Me: [somehow not realizing I've overreached, and slipping way out of the boundary of appropriate 1st grade complexity] "Sometimes our brains can trick us into feeling some things are true when they are not, like when some kids think there are monsters. Did she tell you something everyone could do or observe to evaluate whether or not people can be cats before they are people? " [silent thought] "I mean, did she give you a fact that any person could objectively and reasonably defer to as a reason to think a person was reincarnated? If she did, then we could evaluate that evidence, and better decide how likely reincarnation is."
[Silence, as Brian tries to figure out the mess in what his Papa just said, and as we pull into the garage.]
Alan: [having been quiet all this time, and ready to put a period on this boring conversation] "I'm going to be a bird!.. Can I have a snack?"
Oh well :-). Not every day can have a profound message, and not every day can anyone get parenting right on key.
I am curious, though, New Age parents aside (as they're rare here), do LDS parents tell their children to talk to other children about their religion at school or does that just happen? It seems once a week we hear about their classmates talking about the "invisible face in the sky" and all the great things they're promised in heaven.

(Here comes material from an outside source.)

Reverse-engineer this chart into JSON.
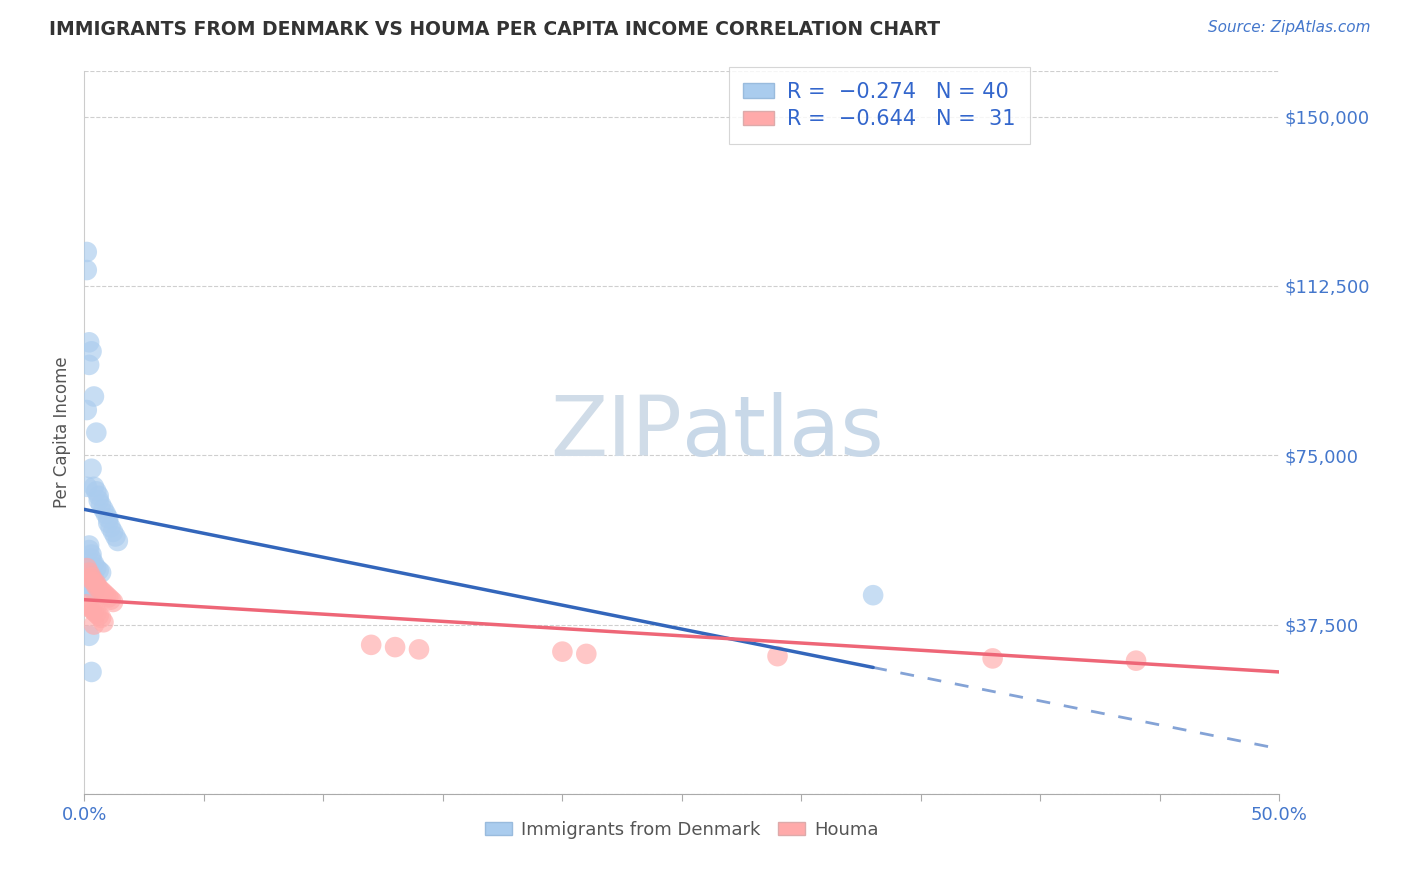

While, in general, I don't want my kids questioning another kid's faith at school, and I want them to be judicious about doing so if that kid pushed his/her faith first, I could see talk of reincarnation, heaven and invisible faces in the sky as great learning opportunities (as long as I don't blow it in getting too complex :-)). I don't mind that, even if the kids are told to proselytize in 1st grade. But when such talk of eventual rewards and invisible benefactors begins being tied to the faith that our family is supernaturally lacking, or non-ideal, or even evil or should never have been... I do worry about that. I'll have to bring my A-game that day.